Presidential Uncertainty

Piñera, who was Chile’s president from 2010 to 2014, will now face off against Guillier in a tough second election. In the lead-up to the first round of voting, opinion polls gave him between 43 percent and 46 percent of the popular vote in an eight-person contest.

Winning with 36.6 percent of the vote was thus a victory with a bitter taste for Piñera. Pundits are offering numerous theories to explain his unimpressive showing. The simplest is that polls in Chile failed miserably, as they’ve done across the world this past year.

Another analysis holds that Chileans are simply not as unhappy with Socialist President Michelle Bachelet’s administration as the right wing insisted. Conservatives have criticized Bachelet’s controversial changes to education and tax policy as unpopular and wrong-headed. But it now seems like headlines were more negative on Bachelet’s reforms than voters were.

A third hypothesis blames a far-right candidate, José Antonio Kast, for Piñera’s weak performance. He unexpectedly challenged Piñera from the right by appealing to Christian values, Pinochet nostalgia and anti-immigration sentiment. Kast, who is the uncle of Evópoli Party head Felipe Kast, got 7.9 percent of votes.

After celebrating his fourth-place finish, which many believe —or fear— could lead to a new far-right movement to form in Chile, Kast quickly endorsed Piñera. Most of his supporters will almost surely vote for Piñera in the second round.

Still, that’s not enough to ensure victory. Political wisdom teaches that runoffs are decided in the center, but to win over moderate conservatives, Piñera would have to adopt somewhat more liberal positions. He cannot do that without alienating his emboldened right flank.

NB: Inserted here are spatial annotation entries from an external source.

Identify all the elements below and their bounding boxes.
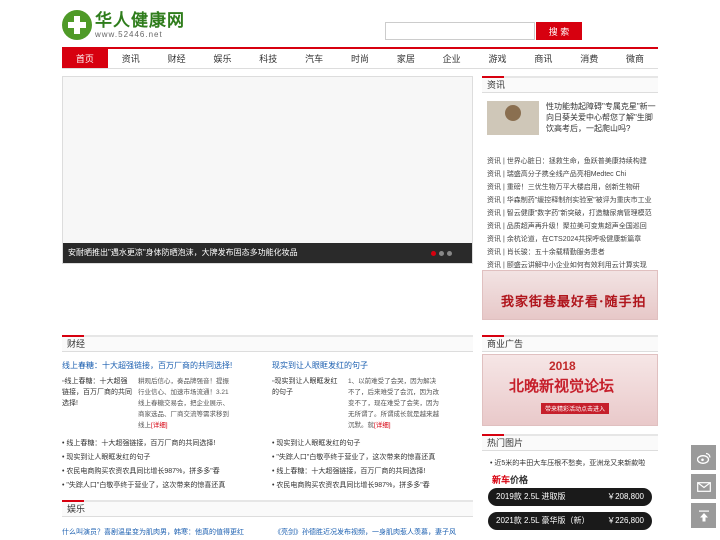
- feature-description: 1、以前难受了会哭，因为解决不了，后来难受了会沉，因为改变不了，现在难受了会笑，…: [348, 378, 439, 429]
- entertainment-section-title: 娱乐: [62, 500, 473, 517]
- slider-dot[interactable]: [447, 251, 452, 256]
- list-item[interactable]: 资讯 | 智云健康"数字药"新突破，打造糖尿病管理模范: [482, 207, 658, 220]
- nav-item-news[interactable]: 资讯: [108, 49, 154, 68]
- news-section-title: 资讯: [482, 76, 658, 93]
- nav-item-enterprise[interactable]: 企业: [429, 49, 475, 68]
- price-row[interactable]: 2021款 2.5L 豪华版（新） ￥226,800: [488, 512, 652, 530]
- feature-image[interactable]: ▫线上春糖：十大超强链接，百万厂商的共同选择!: [62, 376, 132, 430]
- details-link[interactable]: [详细]: [151, 422, 168, 429]
- ad-title: 北晚新视觉论坛: [509, 377, 615, 395]
- logo-title: 华人健康网: [95, 10, 185, 31]
- nav-item-entertainment[interactable]: 娱乐: [200, 49, 246, 68]
- list-item[interactable]: 资讯 | 瑞盛高分子携全线产品亮相Medtec Chi: [482, 168, 658, 181]
- list-item[interactable]: • 现实到让人眼眶发红的句子: [62, 451, 267, 465]
- site-logo[interactable]: 华人健康网 www.52446.net: [62, 10, 185, 40]
- price-title: 新车价格: [492, 473, 528, 486]
- feature-image[interactable]: ▫现实到让人眼眶发红的句子: [272, 376, 342, 430]
- price-value: ￥208,800: [607, 492, 644, 501]
- nav-item-business[interactable]: 商讯: [520, 49, 566, 68]
- hero-slider[interactable]: 安耐晒推出"遇水更凉"身体防晒泡沫，大牌发布固态多功能化妆品: [62, 76, 473, 264]
- list-item[interactable]: • "失踪人口"白敬亭终于营业了，这次带来的惊喜还真: [62, 479, 267, 493]
- nav-item-consumer[interactable]: 消费: [566, 49, 612, 68]
- ad-banner[interactable]: 2018 北晚新视觉论坛 带来精彩活动点击进入: [482, 354, 658, 426]
- feature-title[interactable]: 线上春糖：十大超强链接，百万厂商的共同选择!: [62, 360, 262, 372]
- main-nav: 首页 资讯 财经 娱乐 科技 汽车 时尚 家居 企业 游戏 商讯 消费 微商: [62, 47, 658, 69]
- slider-dot[interactable]: [439, 251, 444, 256]
- nav-item-wechat-biz[interactable]: 微商: [612, 49, 658, 68]
- list-item[interactable]: 资讯 | 品质超声再升级！聚拉美可变焦超声全国巡回: [482, 220, 658, 233]
- feature-headline[interactable]: 性功能勃起障碍"专属克星"新一向日葵关爱中心帮您了解"生脚饮高考后，一起爬山吗?: [546, 101, 656, 143]
- list-item[interactable]: 资讯 | 余杭论道，在CTS2024共探呼吸健康新篇章: [482, 233, 658, 246]
- feature-title[interactable]: 现实到让人眼眶发红的句子: [272, 360, 472, 372]
- image-alt-text: 线上春糖：十大超强链接，百万厂商的共同选择!: [62, 378, 132, 407]
- slider-dot[interactable]: [431, 251, 436, 256]
- finance-list-right: • 现实到让人眼眶发红的句子 • "失踪人口"白敬亭终于营业了，这次带来的惊喜还…: [272, 437, 477, 493]
- weibo-icon: [696, 452, 711, 464]
- weibo-share-button[interactable]: [691, 445, 716, 470]
- finance-feature-left: 线上春糖：十大超强链接，百万厂商的共同选择! ▫线上春糖：十大超强链接，百万厂商…: [62, 360, 262, 436]
- nav-item-games[interactable]: 游戏: [475, 49, 521, 68]
- price-model: 2019款 2.5L 进取版: [496, 492, 566, 501]
- nav-item-home[interactable]: 首页: [62, 49, 108, 68]
- news-list: 资讯 | 世界心脏日：拯救生命，鱼跃普美康持续构建 资讯 | 瑞盛高分子携全线产…: [482, 155, 658, 272]
- list-item[interactable]: • 现实到让人眼眶发红的句子: [272, 437, 477, 451]
- list-item[interactable]: • 农民电商购买农资农具同比增长987%，拼多多"春: [272, 479, 477, 493]
- finance-feature-right: 现实到让人眼眶发红的句子 ▫现实到让人眼眶发红的句子 1、以前难受了会哭，因为解…: [272, 360, 472, 436]
- nav-item-home-living[interactable]: 家居: [383, 49, 429, 68]
- ad-section-title: 商业广告: [482, 335, 658, 352]
- ad-subtitle: 带来精彩活动点击进入: [541, 403, 610, 414]
- entertainment-section: 娱乐: [62, 500, 473, 517]
- finance-list-left: • 线上春糖：十大超强链接，百万厂商的共同选择! • 现实到让人眼眶发红的句子 …: [62, 437, 267, 493]
- slider-dots: [431, 251, 452, 256]
- list-item[interactable]: 资讯 | 世界心脏日：拯救生命，鱼跃普美康持续构建: [482, 155, 658, 168]
- price-model: 2021款 2.5L 豪华版（新）: [496, 516, 590, 525]
- arrow-up-icon: [698, 510, 709, 521]
- list-item[interactable]: 资讯 | 肖长骏：五十余载精勤服务患者: [482, 246, 658, 259]
- news-panel: 资讯 性功能勃起障碍"专属克星"新一向日葵关爱中心帮您了解"生脚饮高考后，一起爬…: [482, 76, 658, 272]
- health-cross-icon: [62, 10, 92, 40]
- nav-item-fashion[interactable]: 时尚: [337, 49, 383, 68]
- ad-section: 商业广告: [482, 335, 658, 352]
- price-value: ￥226,800: [607, 516, 644, 525]
- list-item[interactable]: 资讯 | 华森制药"缓控释制剂实验室"被评为重庆市工业: [482, 194, 658, 207]
- news-feature[interactable]: 性功能勃起障碍"专属克星"新一向日葵关爱中心帮您了解"生脚饮高考后，一起爬山吗?: [482, 101, 658, 143]
- price-title-highlight: 新车: [492, 475, 511, 485]
- entertainment-headline[interactable]: 《亮剑》孙德胜近况发布视频，一身肌肉惹人羡慕，妻子风: [274, 527, 456, 537]
- mail-icon: [696, 481, 711, 492]
- back-to-top-button[interactable]: [691, 503, 716, 528]
- feature-thumbnail[interactable]: [487, 101, 539, 135]
- list-item[interactable]: 资讯 | 重磅！三优生物万平大楼启用，创新生物研: [482, 181, 658, 194]
- entertainment-headline[interactable]: 什么叫演员？喜剧温星变为肌肉男，韩寒：他真的值得更红: [62, 527, 244, 537]
- search-input[interactable]: [385, 22, 535, 40]
- finance-section-title: 财经: [62, 335, 473, 352]
- feature-description: 耕观后信心，奏品牌强音！提振行业信心、加速市场流通！3.21线上春糖交易会，把企…: [138, 378, 229, 429]
- nav-item-auto[interactable]: 汽车: [291, 49, 337, 68]
- hot-item-text: 近5米的丰田大车压根不愁卖，亚洲龙又来新款啦: [494, 460, 646, 467]
- slide-caption[interactable]: 安耐晒推出"遇水更凉"身体防晒泡沫，大牌发布固态多功能化妆品: [63, 243, 472, 263]
- price-title-rest: 价格: [510, 475, 529, 485]
- hot-section-title: 热门图片: [482, 434, 658, 451]
- list-item[interactable]: • "失踪人口"白敬亭终于营业了，这次带来的惊喜还真: [272, 451, 477, 465]
- photo-contest-banner[interactable]: 我家街巷最好看·随手拍: [482, 270, 658, 320]
- banner-text: 我家街巷最好看·随手拍: [501, 295, 647, 310]
- list-item[interactable]: • 线上春糖：十大超强链接，百万厂商的共同选择!: [272, 465, 477, 479]
- hot-images-section: 热门图片: [482, 434, 658, 451]
- finance-section: 财经: [62, 335, 473, 352]
- list-item[interactable]: • 农民电商购买农资农具同比增长987%，拼多多"春: [62, 465, 267, 479]
- logo-url: www.52446.net: [95, 29, 163, 39]
- site-header: 华人健康网 www.52446.net 搜 索: [62, 8, 658, 44]
- price-row[interactable]: 2019款 2.5L 进取版 ￥208,800: [488, 488, 652, 506]
- hot-image-item[interactable]: • 近5米的丰田大车压根不愁卖，亚洲龙又来新款啦: [490, 458, 645, 468]
- search-button[interactable]: 搜 索: [536, 22, 582, 40]
- ad-year: 2018: [549, 359, 576, 373]
- nav-item-tech[interactable]: 科技: [245, 49, 291, 68]
- list-item[interactable]: • 线上春糖：十大超强链接，百万厂商的共同选择!: [62, 437, 267, 451]
- image-alt-text: 现实到让人眼眶发红的句子: [272, 378, 338, 396]
- email-share-button[interactable]: [691, 474, 716, 499]
- nav-item-finance[interactable]: 财经: [154, 49, 200, 68]
- details-link[interactable]: [详细]: [374, 422, 391, 429]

To be sure, Piñera’s 14-point lead over Guillier still makes him the favorite to win Chile’s presidency. But what was presented as fact is now just probability. Reflecting this new uncertainty, the Chilean stock market dropped six points the day after the election.

The Leftist Puzzle

If Piñera’s position is uncertain, so, too, is his opponent’s. Guillier represents the ruling center-left New Majority coalition, heir to the alliance that defeated Pinochet in 1988 and subsequently governed Chile undefeated for two decades.

Fourteen points is not an insurmountable gap, but beating Piñera will require complex negotiations within the left. Carolina Goic, who finished fifth with 5.8 percent as candidate of the declining Christian Democratic Party, has already pledged her allegiance to Guillier.

Chilean presidential candidate Sebastián Piñera arrives to attend a press conference in Santiago de Chile on November 20, 2017. (MARTIN BERNETTI/AFP/Getty Images)

The progressive Marco Enríquez-Ominami, a progressive outsider who did well in the 2009 presidential election, has also swung his 5.7 percent of first-round voters over to Guillier.

But to win, Guillier needs Beatriz Sánchez’s 20 percent, or 1.2 million voters. Her left-wing Broad Front Party has said it will not join Guillier’s coalition, but many of Sánchez’s ardently anti-right-wing supporters will back Guillier anyway.

The question is whether Sánchez and other Broad Front leaders will encourage the rest of their electorate —many of whom see Piñera and Guillier as just flip sides of the same neoliberal coin— to support Guillier, the more leftist of the two.

The Broad Front, a party founded just over a year ago, now holds the key to Chile’s political future. Chilean politics have officially entered the realm of the unknown.